Humans prefer apocalyptic messages to calming ideas. Social media algorithms seem tailor-made to foment civil war. Facebook, YouTube and the rest reward engagement by incentivizing extremism and fearmongering.

Better Governance

Nations must restrain presidential power, encourage judicial independence and broaden political participation. Rich nations with autocratic tendencies prove more susceptible to civil war than democracies with weak economies. The United States needs a more independent and robust system of election management. The Electoral Integrity Project judges that America’s electoral laws and processes are on a par with those of Mexico and Panama, and far below those of Costa Rica, Uruguay and Chile.

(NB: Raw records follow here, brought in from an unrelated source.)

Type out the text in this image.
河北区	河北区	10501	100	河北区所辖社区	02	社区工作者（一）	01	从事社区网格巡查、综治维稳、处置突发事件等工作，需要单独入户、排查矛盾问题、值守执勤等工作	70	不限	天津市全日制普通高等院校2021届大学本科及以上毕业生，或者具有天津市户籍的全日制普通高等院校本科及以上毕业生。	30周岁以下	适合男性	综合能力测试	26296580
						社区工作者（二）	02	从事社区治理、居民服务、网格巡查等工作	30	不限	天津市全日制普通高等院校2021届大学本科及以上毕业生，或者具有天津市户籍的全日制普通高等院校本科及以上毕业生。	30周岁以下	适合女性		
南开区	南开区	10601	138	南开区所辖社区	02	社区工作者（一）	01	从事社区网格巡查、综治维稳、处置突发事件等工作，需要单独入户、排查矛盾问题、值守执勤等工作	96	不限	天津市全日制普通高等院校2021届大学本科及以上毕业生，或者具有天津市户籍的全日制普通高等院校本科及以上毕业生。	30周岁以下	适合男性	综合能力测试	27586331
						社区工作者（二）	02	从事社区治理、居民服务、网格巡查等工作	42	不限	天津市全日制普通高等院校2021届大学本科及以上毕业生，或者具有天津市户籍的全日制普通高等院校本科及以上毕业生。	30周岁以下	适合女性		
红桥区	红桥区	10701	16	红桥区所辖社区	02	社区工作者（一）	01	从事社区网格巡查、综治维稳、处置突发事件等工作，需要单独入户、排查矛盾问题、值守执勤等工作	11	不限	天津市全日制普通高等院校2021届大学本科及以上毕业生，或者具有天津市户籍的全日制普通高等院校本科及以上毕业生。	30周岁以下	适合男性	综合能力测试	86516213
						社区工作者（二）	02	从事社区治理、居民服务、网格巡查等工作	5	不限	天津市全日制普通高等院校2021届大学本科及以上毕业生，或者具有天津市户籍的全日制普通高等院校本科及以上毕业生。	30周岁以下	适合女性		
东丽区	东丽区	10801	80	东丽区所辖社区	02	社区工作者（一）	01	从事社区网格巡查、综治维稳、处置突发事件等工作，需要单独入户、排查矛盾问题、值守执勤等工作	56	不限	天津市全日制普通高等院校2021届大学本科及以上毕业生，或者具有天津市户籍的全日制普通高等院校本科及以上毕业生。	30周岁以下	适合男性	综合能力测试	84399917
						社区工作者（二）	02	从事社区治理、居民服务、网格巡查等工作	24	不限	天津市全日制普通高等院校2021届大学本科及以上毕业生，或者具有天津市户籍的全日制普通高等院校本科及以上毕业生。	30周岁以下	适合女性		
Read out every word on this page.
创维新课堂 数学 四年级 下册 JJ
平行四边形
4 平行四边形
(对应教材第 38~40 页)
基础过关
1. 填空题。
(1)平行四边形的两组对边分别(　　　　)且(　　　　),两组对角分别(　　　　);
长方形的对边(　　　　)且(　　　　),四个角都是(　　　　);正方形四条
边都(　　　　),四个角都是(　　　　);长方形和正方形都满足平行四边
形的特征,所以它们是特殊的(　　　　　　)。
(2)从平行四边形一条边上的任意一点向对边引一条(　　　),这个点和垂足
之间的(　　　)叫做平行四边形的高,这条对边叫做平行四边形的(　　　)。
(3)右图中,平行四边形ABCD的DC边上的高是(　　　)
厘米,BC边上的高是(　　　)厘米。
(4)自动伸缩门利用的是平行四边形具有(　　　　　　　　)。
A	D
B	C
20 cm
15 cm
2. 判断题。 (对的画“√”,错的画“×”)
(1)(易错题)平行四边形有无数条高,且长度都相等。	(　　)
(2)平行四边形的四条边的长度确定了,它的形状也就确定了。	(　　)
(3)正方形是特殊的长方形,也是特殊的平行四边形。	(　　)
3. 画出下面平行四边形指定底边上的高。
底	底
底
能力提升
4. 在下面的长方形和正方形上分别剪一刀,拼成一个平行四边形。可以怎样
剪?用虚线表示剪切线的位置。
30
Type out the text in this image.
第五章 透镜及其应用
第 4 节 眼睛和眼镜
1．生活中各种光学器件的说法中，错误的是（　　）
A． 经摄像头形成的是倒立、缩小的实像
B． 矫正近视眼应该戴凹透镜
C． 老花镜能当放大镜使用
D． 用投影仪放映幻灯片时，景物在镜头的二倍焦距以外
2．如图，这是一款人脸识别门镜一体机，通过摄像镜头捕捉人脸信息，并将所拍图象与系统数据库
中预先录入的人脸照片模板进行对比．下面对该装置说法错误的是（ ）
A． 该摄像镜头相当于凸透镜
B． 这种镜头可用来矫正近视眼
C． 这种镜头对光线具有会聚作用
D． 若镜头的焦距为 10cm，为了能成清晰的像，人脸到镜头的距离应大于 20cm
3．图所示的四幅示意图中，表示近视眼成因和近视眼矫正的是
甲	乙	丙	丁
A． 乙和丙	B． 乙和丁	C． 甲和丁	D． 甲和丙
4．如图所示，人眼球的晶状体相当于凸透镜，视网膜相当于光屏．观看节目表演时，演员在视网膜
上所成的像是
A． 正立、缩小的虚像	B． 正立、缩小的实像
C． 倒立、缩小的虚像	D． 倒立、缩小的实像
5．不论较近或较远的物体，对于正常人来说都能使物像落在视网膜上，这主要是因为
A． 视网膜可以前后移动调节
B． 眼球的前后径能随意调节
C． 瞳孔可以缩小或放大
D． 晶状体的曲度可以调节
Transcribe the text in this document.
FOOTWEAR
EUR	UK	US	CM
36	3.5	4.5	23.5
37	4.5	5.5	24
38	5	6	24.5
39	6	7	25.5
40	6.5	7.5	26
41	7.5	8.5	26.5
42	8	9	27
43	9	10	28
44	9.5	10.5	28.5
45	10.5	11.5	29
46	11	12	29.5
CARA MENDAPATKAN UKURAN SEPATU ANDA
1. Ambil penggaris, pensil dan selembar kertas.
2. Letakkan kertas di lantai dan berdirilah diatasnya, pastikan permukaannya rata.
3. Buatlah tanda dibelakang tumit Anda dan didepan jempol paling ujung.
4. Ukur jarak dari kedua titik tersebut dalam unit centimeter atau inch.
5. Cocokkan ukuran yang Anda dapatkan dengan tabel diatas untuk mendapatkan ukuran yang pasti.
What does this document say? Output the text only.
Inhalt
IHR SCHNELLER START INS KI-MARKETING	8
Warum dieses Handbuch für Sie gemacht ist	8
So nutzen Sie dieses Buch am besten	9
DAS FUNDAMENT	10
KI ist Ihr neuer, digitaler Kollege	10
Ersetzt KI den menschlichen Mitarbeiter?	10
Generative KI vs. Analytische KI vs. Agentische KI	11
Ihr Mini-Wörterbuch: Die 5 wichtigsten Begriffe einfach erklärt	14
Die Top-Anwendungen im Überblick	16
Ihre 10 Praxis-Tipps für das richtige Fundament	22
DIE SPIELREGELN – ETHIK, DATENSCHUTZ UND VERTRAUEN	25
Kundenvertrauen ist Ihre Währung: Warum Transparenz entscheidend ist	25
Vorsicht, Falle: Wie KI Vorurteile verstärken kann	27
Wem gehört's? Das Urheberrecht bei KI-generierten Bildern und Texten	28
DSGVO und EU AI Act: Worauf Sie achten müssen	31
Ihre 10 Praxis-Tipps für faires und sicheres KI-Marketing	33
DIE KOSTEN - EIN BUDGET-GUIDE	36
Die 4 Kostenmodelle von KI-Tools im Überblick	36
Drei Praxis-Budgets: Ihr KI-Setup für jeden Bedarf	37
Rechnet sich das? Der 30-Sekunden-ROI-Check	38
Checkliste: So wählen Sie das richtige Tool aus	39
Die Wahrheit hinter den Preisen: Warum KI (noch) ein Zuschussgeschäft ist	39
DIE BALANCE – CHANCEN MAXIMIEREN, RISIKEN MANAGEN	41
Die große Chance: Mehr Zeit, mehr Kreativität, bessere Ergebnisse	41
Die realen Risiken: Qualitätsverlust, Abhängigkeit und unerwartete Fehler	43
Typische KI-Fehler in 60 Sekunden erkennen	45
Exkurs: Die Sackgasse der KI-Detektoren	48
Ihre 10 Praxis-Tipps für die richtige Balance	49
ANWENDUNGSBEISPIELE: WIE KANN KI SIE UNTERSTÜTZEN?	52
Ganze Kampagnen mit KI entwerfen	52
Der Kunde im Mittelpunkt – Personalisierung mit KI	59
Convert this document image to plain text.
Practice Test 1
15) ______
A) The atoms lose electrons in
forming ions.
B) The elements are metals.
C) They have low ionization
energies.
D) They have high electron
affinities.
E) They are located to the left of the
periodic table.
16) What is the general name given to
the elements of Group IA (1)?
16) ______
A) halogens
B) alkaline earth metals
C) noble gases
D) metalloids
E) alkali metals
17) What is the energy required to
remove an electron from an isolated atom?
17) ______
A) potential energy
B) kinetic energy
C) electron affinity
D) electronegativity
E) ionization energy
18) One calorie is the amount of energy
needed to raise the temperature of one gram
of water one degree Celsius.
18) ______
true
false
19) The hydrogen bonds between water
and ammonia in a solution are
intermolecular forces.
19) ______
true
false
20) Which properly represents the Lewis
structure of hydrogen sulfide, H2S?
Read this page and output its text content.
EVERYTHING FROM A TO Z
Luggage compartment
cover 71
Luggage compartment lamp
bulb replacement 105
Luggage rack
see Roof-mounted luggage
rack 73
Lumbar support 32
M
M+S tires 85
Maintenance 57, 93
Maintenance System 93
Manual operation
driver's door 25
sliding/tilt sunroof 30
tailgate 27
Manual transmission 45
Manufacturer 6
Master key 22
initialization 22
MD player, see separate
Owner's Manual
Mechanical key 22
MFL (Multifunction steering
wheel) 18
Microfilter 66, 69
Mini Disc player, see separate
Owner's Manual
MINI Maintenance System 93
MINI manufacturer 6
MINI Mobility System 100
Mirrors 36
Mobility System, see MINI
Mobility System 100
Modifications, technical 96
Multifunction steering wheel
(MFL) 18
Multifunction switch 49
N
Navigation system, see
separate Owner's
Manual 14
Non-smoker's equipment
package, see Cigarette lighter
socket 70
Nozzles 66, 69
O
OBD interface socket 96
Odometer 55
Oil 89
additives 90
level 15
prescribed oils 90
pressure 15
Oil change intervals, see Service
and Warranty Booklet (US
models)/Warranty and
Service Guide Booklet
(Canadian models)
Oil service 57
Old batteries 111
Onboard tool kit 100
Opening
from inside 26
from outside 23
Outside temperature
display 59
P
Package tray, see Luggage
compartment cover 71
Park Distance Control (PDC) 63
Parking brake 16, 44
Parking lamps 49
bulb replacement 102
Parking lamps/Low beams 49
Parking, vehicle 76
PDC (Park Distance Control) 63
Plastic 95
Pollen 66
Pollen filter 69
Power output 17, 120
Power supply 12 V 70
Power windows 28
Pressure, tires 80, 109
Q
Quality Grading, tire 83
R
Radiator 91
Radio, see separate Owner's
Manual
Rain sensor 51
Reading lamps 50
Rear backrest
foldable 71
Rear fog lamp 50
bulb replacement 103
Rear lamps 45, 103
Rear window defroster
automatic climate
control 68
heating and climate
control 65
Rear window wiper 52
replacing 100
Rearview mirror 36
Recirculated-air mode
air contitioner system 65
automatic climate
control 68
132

Americans must be educated about the key levers of power in our democracy and the ways in which they can be manipulated.Barbara F. Walter

America must fortify the Voting Rights Act and accept automatic voter registration (AVR). AVR registers everyone who interacts with a state Department of Motor Vehicles. America should eliminate gerrymandering – the practice of establishing Congressional districts that one party dominates. This supports the election of extreme candidates, reduces bipartisanship and weakens democracy. The United States also should abolish the Electoral College, which grants outsized influence to white voters in rural states.

On the Precipice

Professor Walter paints, as she intends, an alarming portrait of nations on the precipice, including the United States. While always politically neutral, getAbstract believes that readers from any point on the political spectrum will find her insights fascinating, objective and illuminating. Professor Walter offers a comprehensive list of pre-civil war symptoms and conditions, and she details the cirumstances that trigger those symptoms into full-blown warfare. She is articulate, erudite and straightforward. The extent of Professor Walter’s concern for US democracy reflects the depth of her research and her recognition of the prewar conditions prevalent in America.